HTML
HTML (hypertext markup language) originally was a SGML based markup language. XHTML is HTML redeveloped using the stricter XML rules. Disagreement over the direction of W3C developments from some of the browser vendors lead to the formation of the Web Hypertext Application Technology Working Group (WHATWG). They maintain the spec for the HTML5 or HTML Next or HTML Living Standard, which is not based on SGML any more. The W3C standardisation group will work to formalise the WHATWG specification as a series of standardised 'snapshots' of the living standard.
Contents |
Specs
- W3C specifications:
- HTML (1) specification
- HTML 2.0 specification (see also the RFC)
- HTML 3.2 specification
- HTML 4.01 specification
- HTML5 working draft
- XHTML 1.0 specification
- XHTML 1.1 specification
- The HTML Landscape enumerates the differences between the W3C HTML 5.0, 5.1 and the WHATWG Living Standard. The source for the landscape site is available here.

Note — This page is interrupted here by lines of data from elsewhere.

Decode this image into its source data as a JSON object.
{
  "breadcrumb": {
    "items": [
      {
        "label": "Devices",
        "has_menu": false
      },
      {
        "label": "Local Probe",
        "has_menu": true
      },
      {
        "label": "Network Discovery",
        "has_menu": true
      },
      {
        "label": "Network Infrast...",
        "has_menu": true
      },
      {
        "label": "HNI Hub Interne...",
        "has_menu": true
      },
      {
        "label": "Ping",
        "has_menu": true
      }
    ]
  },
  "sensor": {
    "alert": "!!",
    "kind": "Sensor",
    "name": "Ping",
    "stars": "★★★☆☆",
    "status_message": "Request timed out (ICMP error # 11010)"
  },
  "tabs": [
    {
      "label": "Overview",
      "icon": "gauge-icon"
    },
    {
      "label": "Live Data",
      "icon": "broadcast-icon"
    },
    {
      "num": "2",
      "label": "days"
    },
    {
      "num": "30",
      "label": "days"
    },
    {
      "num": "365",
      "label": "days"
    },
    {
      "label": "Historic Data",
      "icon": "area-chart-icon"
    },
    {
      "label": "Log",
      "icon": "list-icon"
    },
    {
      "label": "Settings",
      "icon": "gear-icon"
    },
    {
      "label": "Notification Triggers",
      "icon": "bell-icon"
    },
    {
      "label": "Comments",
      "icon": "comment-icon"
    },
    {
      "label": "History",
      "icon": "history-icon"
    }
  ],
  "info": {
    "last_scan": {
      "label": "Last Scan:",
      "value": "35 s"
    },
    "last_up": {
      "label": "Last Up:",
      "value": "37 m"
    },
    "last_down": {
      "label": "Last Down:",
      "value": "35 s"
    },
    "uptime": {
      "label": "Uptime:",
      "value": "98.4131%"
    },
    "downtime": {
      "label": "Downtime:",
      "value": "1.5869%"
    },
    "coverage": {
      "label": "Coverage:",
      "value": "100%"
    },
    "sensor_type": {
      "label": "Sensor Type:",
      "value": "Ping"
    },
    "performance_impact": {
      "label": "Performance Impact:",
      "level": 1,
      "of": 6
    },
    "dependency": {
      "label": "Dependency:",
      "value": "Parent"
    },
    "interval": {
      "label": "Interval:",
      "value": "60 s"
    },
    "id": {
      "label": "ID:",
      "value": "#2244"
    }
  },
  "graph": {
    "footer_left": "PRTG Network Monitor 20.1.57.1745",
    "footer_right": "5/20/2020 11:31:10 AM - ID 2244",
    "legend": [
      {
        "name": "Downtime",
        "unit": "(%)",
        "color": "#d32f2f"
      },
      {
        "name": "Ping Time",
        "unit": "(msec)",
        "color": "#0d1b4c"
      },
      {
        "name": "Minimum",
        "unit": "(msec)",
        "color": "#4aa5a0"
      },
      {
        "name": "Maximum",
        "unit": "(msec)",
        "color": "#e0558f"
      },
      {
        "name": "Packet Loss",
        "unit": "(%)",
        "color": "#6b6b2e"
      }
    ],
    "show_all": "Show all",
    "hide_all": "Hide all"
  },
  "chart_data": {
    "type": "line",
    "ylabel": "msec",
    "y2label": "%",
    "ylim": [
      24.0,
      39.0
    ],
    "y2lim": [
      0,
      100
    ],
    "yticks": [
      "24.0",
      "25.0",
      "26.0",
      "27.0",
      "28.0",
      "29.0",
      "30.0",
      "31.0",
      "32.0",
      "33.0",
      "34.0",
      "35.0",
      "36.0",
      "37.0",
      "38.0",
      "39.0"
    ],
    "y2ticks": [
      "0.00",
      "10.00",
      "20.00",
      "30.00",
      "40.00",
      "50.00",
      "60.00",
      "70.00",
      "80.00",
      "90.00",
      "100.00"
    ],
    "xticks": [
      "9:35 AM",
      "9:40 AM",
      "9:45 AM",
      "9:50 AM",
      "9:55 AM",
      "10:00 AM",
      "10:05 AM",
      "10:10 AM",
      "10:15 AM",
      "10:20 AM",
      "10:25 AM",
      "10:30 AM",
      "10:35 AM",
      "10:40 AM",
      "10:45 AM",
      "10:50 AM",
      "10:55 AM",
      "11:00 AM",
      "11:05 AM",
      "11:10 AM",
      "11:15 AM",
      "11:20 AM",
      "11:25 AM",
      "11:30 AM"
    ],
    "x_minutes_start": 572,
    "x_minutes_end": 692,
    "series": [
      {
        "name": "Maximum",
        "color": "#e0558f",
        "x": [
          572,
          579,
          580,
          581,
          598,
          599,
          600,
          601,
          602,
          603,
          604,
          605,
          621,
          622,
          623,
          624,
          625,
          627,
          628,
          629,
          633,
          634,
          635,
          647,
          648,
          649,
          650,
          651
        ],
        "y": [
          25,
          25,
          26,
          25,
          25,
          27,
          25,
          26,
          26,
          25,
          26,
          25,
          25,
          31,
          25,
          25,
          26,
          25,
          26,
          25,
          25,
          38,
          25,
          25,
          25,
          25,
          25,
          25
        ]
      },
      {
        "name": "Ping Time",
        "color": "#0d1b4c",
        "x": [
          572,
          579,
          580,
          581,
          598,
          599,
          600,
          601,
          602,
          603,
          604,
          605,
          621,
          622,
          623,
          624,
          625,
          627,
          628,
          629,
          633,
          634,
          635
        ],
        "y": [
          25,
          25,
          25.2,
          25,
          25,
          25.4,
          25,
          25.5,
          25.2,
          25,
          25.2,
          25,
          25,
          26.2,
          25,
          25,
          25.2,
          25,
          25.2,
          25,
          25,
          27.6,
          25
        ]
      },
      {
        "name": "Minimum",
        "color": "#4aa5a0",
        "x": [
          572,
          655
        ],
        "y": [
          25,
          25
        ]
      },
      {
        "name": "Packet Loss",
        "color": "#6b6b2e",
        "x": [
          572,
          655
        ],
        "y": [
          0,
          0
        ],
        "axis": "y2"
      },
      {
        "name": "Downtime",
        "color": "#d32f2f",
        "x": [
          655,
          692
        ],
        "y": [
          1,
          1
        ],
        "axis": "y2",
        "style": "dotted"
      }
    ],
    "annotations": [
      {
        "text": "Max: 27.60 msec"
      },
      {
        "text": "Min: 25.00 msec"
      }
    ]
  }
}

- Web Hypertext Application Technology Working Group (WHATWG) specifications:
HTML vs. XHTML
In HTML versions prior to HTML 5, there was a "fork" between HTML and XHTML, with the former being SGML-based and the latter XML-based. While the features of both are for the most part very similar, there are some syntactic differences which can trap the unwary, usually not causing any actual problems in rendering in common browsers (which are very forgiving of errors), but preventing validation. For instance, any tags not requiring a matching ending tag (e.g., <br>) need an added slash in XHTML to make them self-closing (<br />). This should not be used in HTML. There are some other differences such as HTML tags and attributes being case-insensitive so they can be entered in either uppercase or lowercase, while XHTML is case-sensitive and its standard tags are all lowercase. Some parts of the respective syntaxes won't mix and still validate as either variety, which is a problem when webmasters paste in code from diverse sources (including ad-network and affiliate links and scripts which may have terms-of-service contracts mandating that they be used in an unmodified form). However, HTML 5, which is not directly based on either SGML or XML, is more forgiving of allowing such mixed syntax.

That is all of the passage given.